C’est pourquoi le SNPEFP-CGT, partout où il est présent et par tous les moyens qui sont ceux d’un syndicalisme revendicatif fait pression auprès des employeurs, des organismes paritaires, des pouvoirs publics, des directions départementales du travail et de l’emploi afin que soit reconnu le droit des salariés. Par ailleurs, il mène un combat juridique auprès des instances compétentes (Tribunal d’instance, prud’hommes, cours de cassation…), pour la reconnaissance du droit syndical et la lutte contre la précarité.

Nos objectifs prioritaires sont de

- Mettre fin à la précarité des salariés, notamment des chargés d’enseignement à qui, au mépris de toute légalité, on propose des CDD d’usage à répétition, sans garantie d’une année sur l’autre. Par ailleurs, cette précarité sous-entend, dans bien des cas, des conduites discriminatoires de la part des employeurs qui excluent cette catégorie de salariés de l’accès à la mutuelle ou ne cotisent pas pour eux à la prévoyance. Elle passe également par une absence de reconnaissance de la participation des chargés d’enseignement à la vie des établissements, notamment en ce qui concerne leur représentation dans les IRP et leur possibilité d’être électeurs et éligibles. En conséquence le SNPEFP-CGT, demande que le droit du travail soit appliqué ce qui implique l’intégration des chargés d’enseignement comme personnel « permanent », disposant des CDI avec les mêmes avantages conventionnels que tous les autres salariés. Le SNPEFP-CGT exige la fin des pratiques discriminatoires écartant les chargés d’enseignement des IRP et bafouant leurs droits en matière de prévoyance et de mutuelle.

- Aligner au minimum, les salaires des personnels de l’enseignement supérieur privé sur les salaires pratiqués dans l’enseignement public en refondant et rénovant les grilles de qualification et en tenant compte des activités annexes (responsabilités pédagogiques, de coordination ou de recherche) ouvrant droit dans le public à des primes. Ceci passe par une redéfinition des métiers, trop souvent obsolète, et par l’abandon d’un système privilégiant l’avancement au mérite au détriment de ancienneté.
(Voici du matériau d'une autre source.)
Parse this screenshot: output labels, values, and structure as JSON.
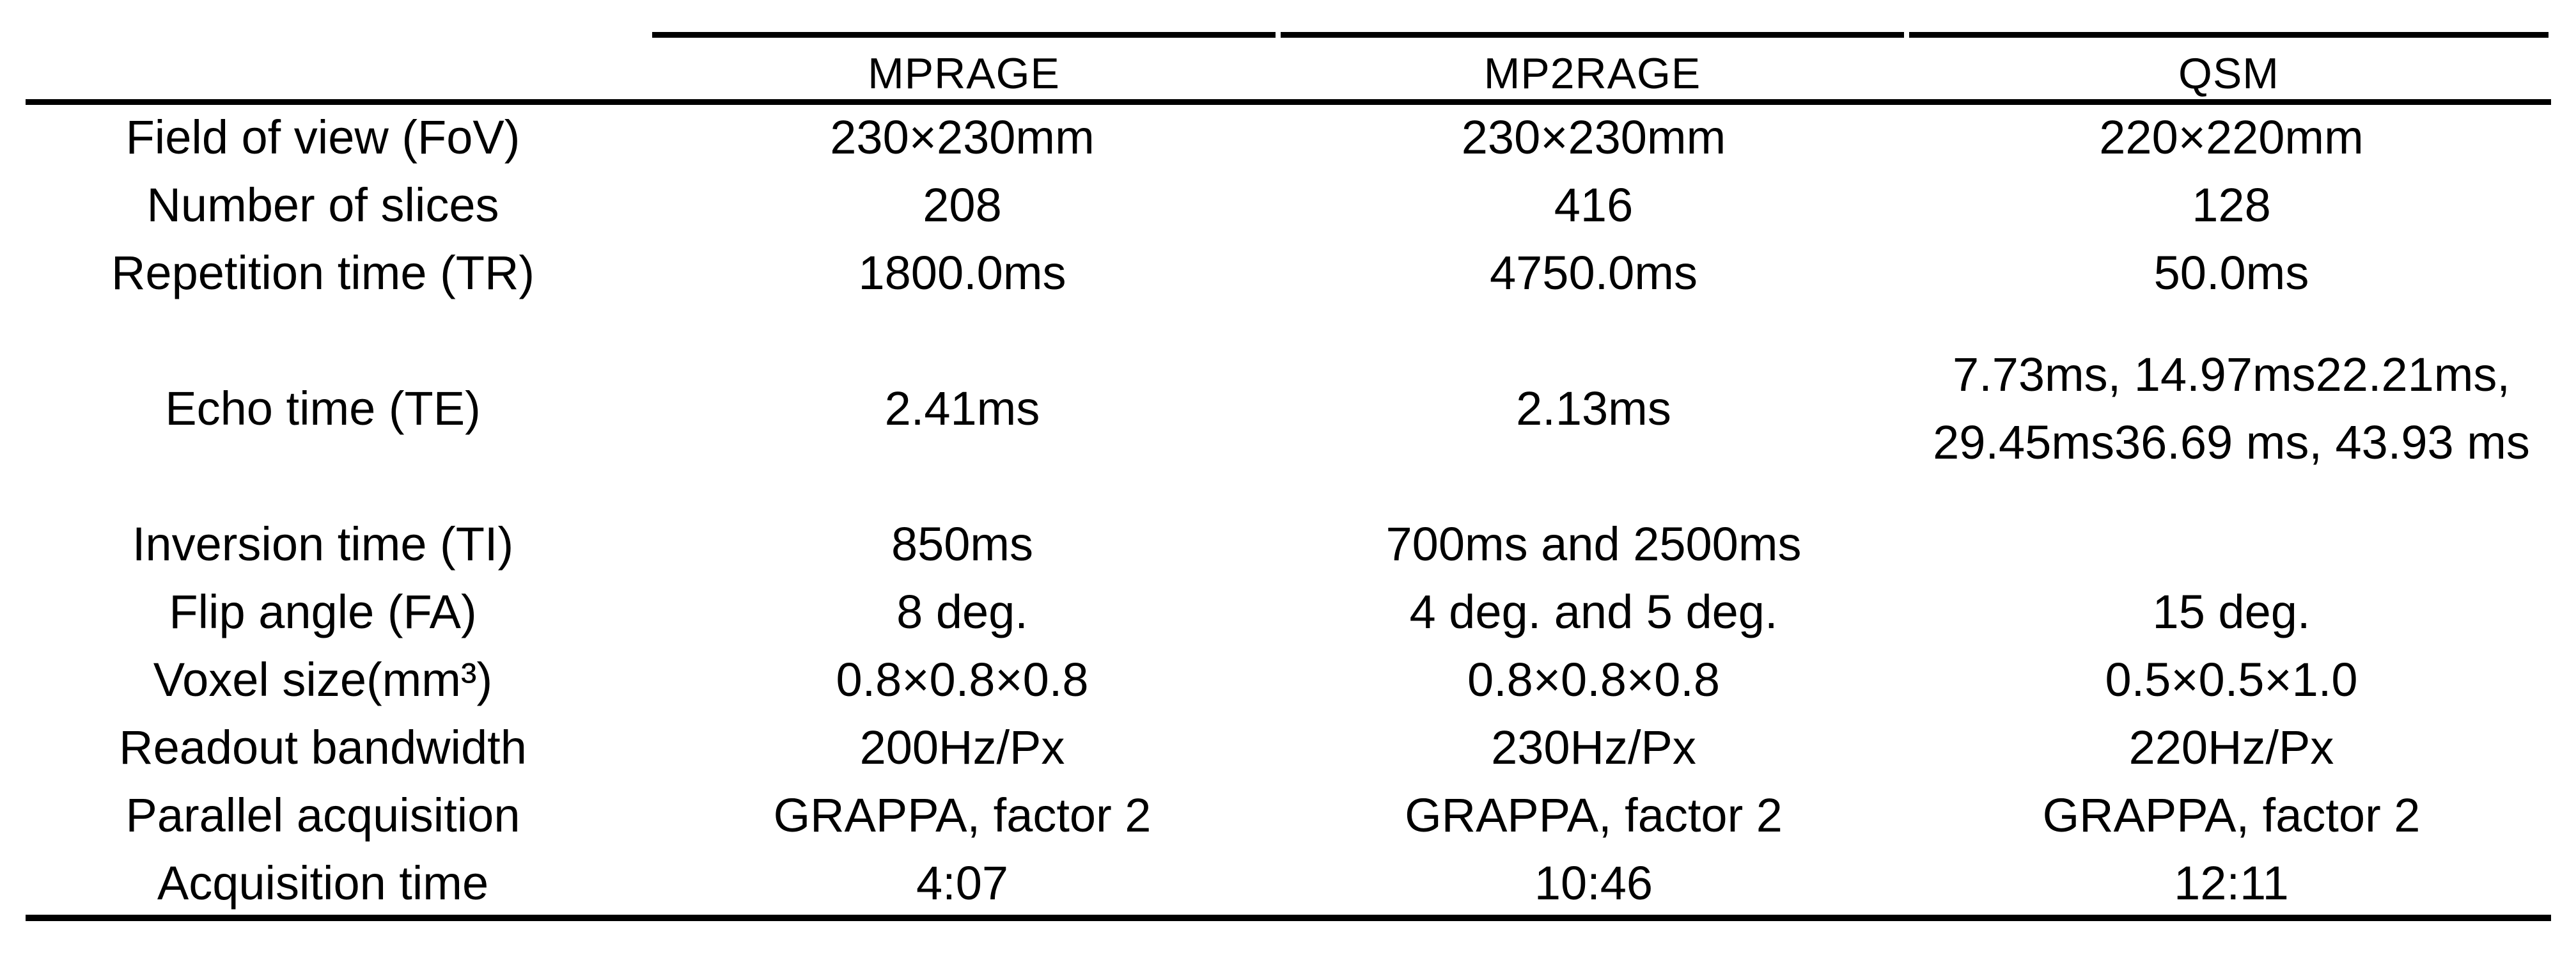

- Améliorer les conditions de travail, d’accomplissement de la mission de recherche et les services rendus aux étudiants, en attribuant aux enseignants chercheurs un temps de recherche équivalent au temps hors recherche dans la définition de leur charge de travail pour ceux qui disposent d’un doctorat, et en permettant aux titulaires d’une HDR de prendre des responsabilités d’encadrement et de développement de la recherche qui conduirait à  ce que leurs charges de cours soient allégées. L’amélioration des conditions de travail signifie également que les associations gestionnaires renoncent à une vision comptable des métiers de l’enseignement supérieur, notamment en termes d’encadrement des étudiants et d’économie à réaliser. Ceci implique, l’embauche dans les services administratifs et gestionnaires ainsi que l’intégration des personnels précaires.

- La reconnaissance des savoirs faire des salariés, intégrant leurs efforts de formation dans les grilles indiciaires en faisant ainsi évoluer leurs rémunérations.

Le ministère de l’enseignement supérieur a lancé une campagne de contractualisation visant à pérenniser les financements des établissements d’enseignement supérieur privés, avec en contrepartie, nous l’espérons, une tutelle et un contrôle sur la qualité des formations et de la recherche. Nous constatons que les organisations syndicales représentant les salariés de ces entités sont curieusement  absentes des consultations et souffrent d’une carence d’information.  Le SNPEFP-CGT s’est toujours prononcé en faveur de la contractualisation parce qu’à nos yeux, elle est synonyme de qualité accrue des formations dispensées (mutualisation des moyens, reconnaissance de la recherche développée au sein de ces établissements en lien avec la recherche publique) et permet une stabilité des salariés indispensable à la qualité de l’enseignement. La contractualisation ne peut donc pas se faire en dehors de tout dialogue avec les partenaires sociaux qui ont des questions légitimes notamment dans les domaines de la «diplomation», du contrôle des formations, des habilitations, de la gouvernance sociale et du statut des salariés de ces établissements. Nous allons attirer l’attention du ministère sur les manquements graves de certains établissements en matière de respect du droit social.